Vitamin C targets osteoporosis, finds lab study

Antioxidant supplements, such as vitamin C tablets, could become the new remedy for osteoporosis, say researchers in the UK, seeking a replacement for HRT, known to prevent the bone-wasting disease in women.

Antioxidant supplements, such as vitamin C tablets, could become the new remedy for osteoporosis, say researchers in the UK.

The need for such treatment is growing as trials continue to show that hormone replacement therapy (HRT), previously the mainstay of osteoporosis prevention, may have serious side effects.

Osteoporosis was recently classified by the World Health Organization as the second leading health care problem after cardiovascular disease. The disease means that bone is lost more rapidly than it is replaced, which can lead to a predisposition to fractures.

Professor Tim Chambers and his team from St George's Hospital Medical School at the University of London found that when there is a deficiency in estrogen there is also a lowering of antioxidants in the bone. This is reversed by estrogen taken in the form of HRT. But they also found that the administering of antioxidants, in this case vitamin C and N-acetyl cysteine, prevented bone loss.

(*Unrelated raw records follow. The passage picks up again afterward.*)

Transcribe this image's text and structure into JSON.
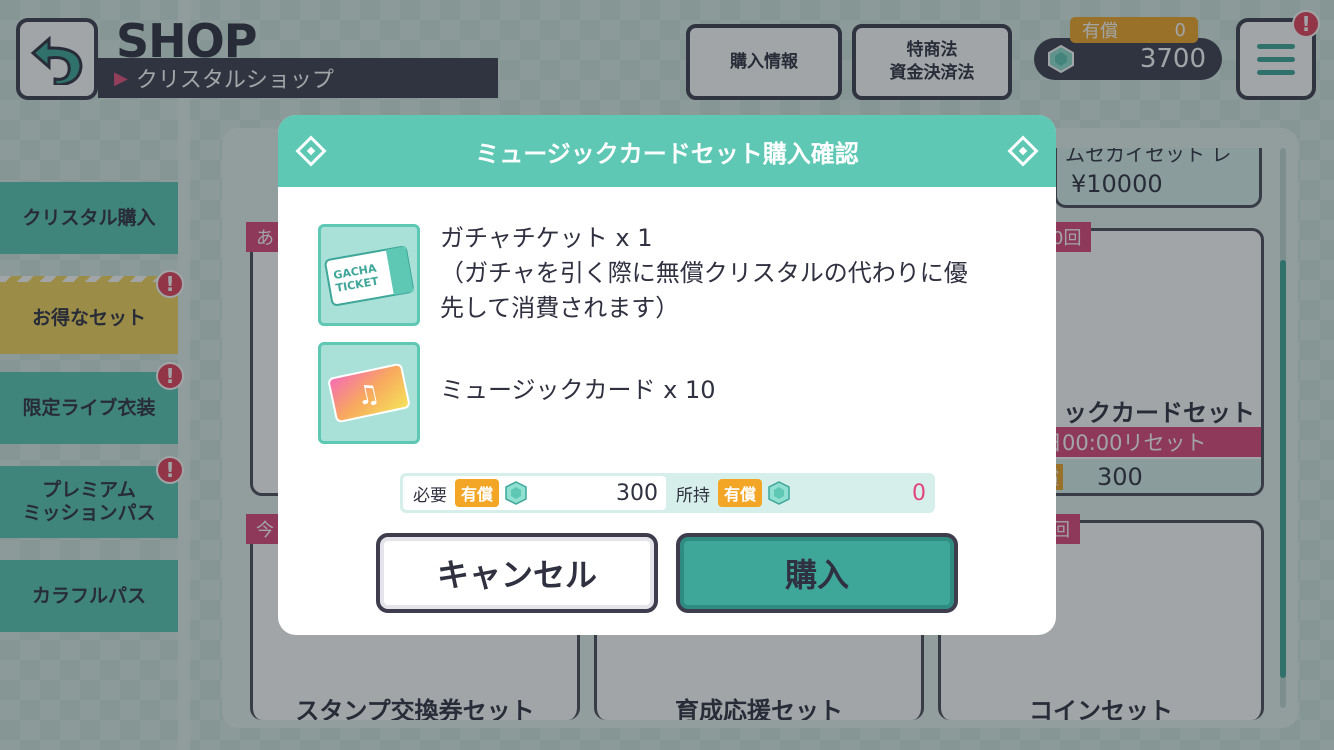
{
  "header": {
    "title": "SHOP",
    "subtitle": "クリスタルショップ",
    "purchase_info": "購入情報",
    "legal_line1": "特商法",
    "legal_line2": "資金決済法",
    "paid_label": "有償",
    "paid_value": "0",
    "crystal_count": "3700",
    "alert": "!"
  },
  "sidebar": {
    "items": [
      {
        "label": "クリスタル購入"
      },
      {
        "label": "お得なセット"
      },
      {
        "label": "限定ライブ衣装"
      },
      {
        "label": "プレミアム\nミッションパス"
      },
      {
        "label": "カラフルパス"
      }
    ]
  },
  "background": {
    "price_top": "¥10000",
    "card_right_label": "ックカードセット",
    "card_right_reset": "日00:00リセット",
    "card_right_price": "300",
    "card_right_paid_fragment": "償",
    "card_right_top_fragment": "ムセカイセット レ",
    "ribbon_a": "あ",
    "ribbon_b": "0回",
    "ribbon_c": "今",
    "ribbon_d": "回",
    "bottom_left": "スタンプ交換券セット",
    "bottom_mid": "育成応援セット",
    "bottom_right": "コインセット"
  },
  "dialog": {
    "title": "ミュージックカードセット購入確認",
    "item1_line1": "ガチャチケット x 1",
    "item1_line2": "（ガチャを引く際に無償クリスタルの代わりに優",
    "item1_line3": "先して消費されます）",
    "item2": "ミュージックカード x 10",
    "required_label": "必要",
    "paid_tag": "有償",
    "required_value": "300",
    "owned_label": "所持",
    "owned_tag": "有償",
    "owned_value": "0",
    "cancel": "キャンセル",
    "buy": "購入",
    "ticket_text1": "GACHA",
    "ticket_text2": "TICKET"
  },
  "colors": {
    "accent": "#5ec8b5",
    "dark": "#3d3d4e",
    "paid": "#f3a626",
    "alert": "#e33f5a"
  }
}
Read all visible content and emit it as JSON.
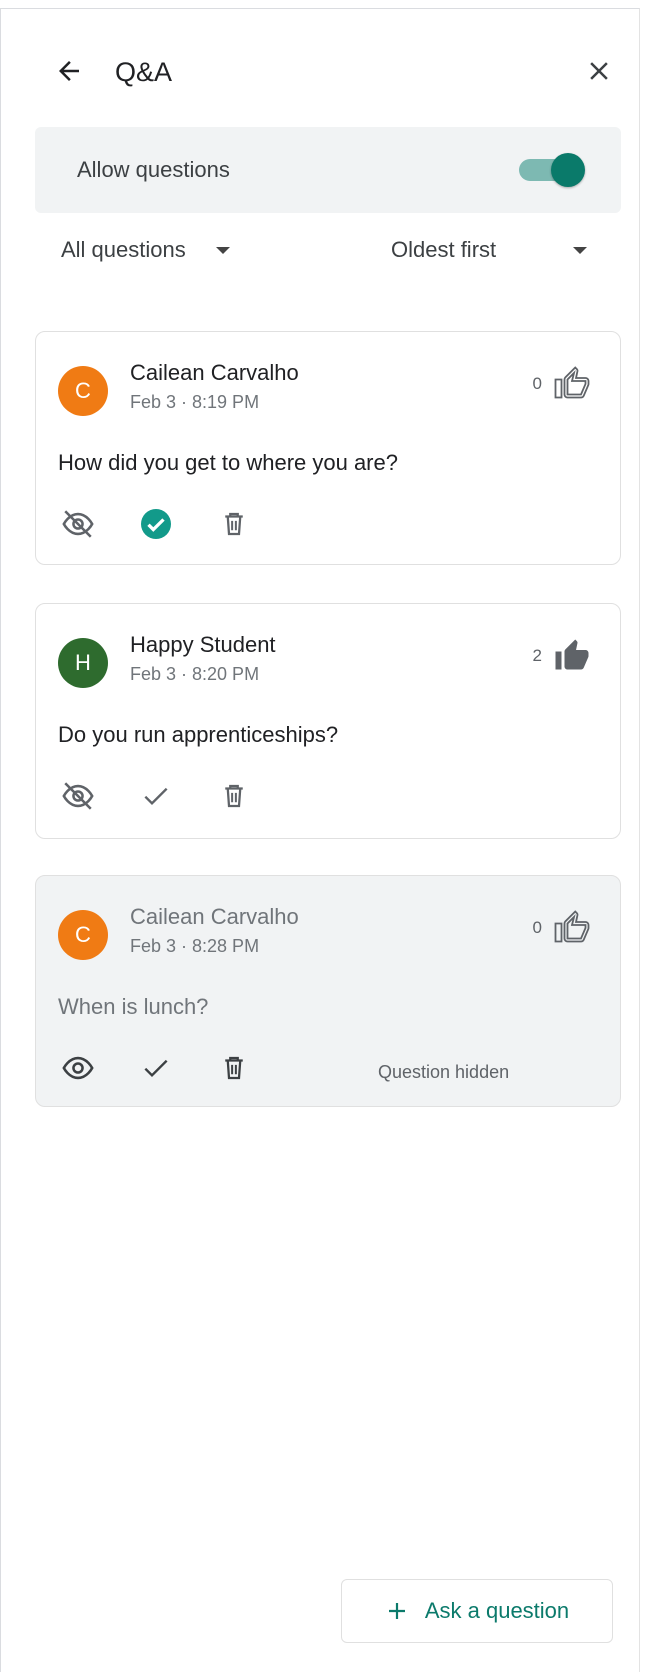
{
  "header": {
    "title": "Q&A",
    "back_icon": "arrow-back-icon",
    "close_icon": "close-icon"
  },
  "allow_questions": {
    "label": "Allow questions",
    "enabled": true,
    "accent": "#0a7a6a"
  },
  "filters": {
    "questions": "All questions",
    "sort": "Oldest first"
  },
  "questions": [
    {
      "author": "Cailean Carvalho",
      "initial": "C",
      "avatar_color": "#f07b14",
      "time": "Feb 3 · 8:19 PM",
      "votes": "0",
      "voted": false,
      "text": "How did you get to where you are?",
      "answered": true,
      "hidden": false,
      "status": ""
    },
    {
      "author": "Happy Student",
      "initial": "H",
      "avatar_color": "#2e6b2e",
      "time": "Feb 3 · 8:20 PM",
      "votes": "2",
      "voted": true,
      "text": "Do you run apprenticeships?",
      "answered": false,
      "hidden": false,
      "status": ""
    },
    {
      "author": "Cailean Carvalho",
      "initial": "C",
      "avatar_color": "#f07b14",
      "time": "Feb 3 · 8:28 PM",
      "votes": "0",
      "voted": false,
      "text": "When is lunch?",
      "answered": false,
      "hidden": true,
      "status": "Question hidden"
    }
  ],
  "ask_button": {
    "label": "Ask a question",
    "icon": "plus-icon"
  }
}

"I believe that our results have revealed the mechanism through which estrogen protects bone against osteoporosis. The results have important implications for the treatment of this common and crippling disease. It should in future be possible to prevent osteoporosis in postmenopausal women by giving them antioxidants, or by causing their bones to make more antioxidants," said Professor Chambers.

For the study, published in the recent issue of the Journal of Clinical Investigation, experiments on mice showed that antioxidants, and the enzymes responsible for maintaining them in a reduced state, fell substantially in rodent bone marrow after ovariectomy. Bone loss was however entirely preventable by giving the mice 20mg of vitamin C per day.

The researchers cautioned however that women should not increase RDA intake of the vitamin until further investigation confirms the findings.

While prevention of osteoporosis has mainly focused on vitamin D and calcium intake, researchers are also investigating the effect of consuming isoflavones on bone density and metabolism in postmenopausal women.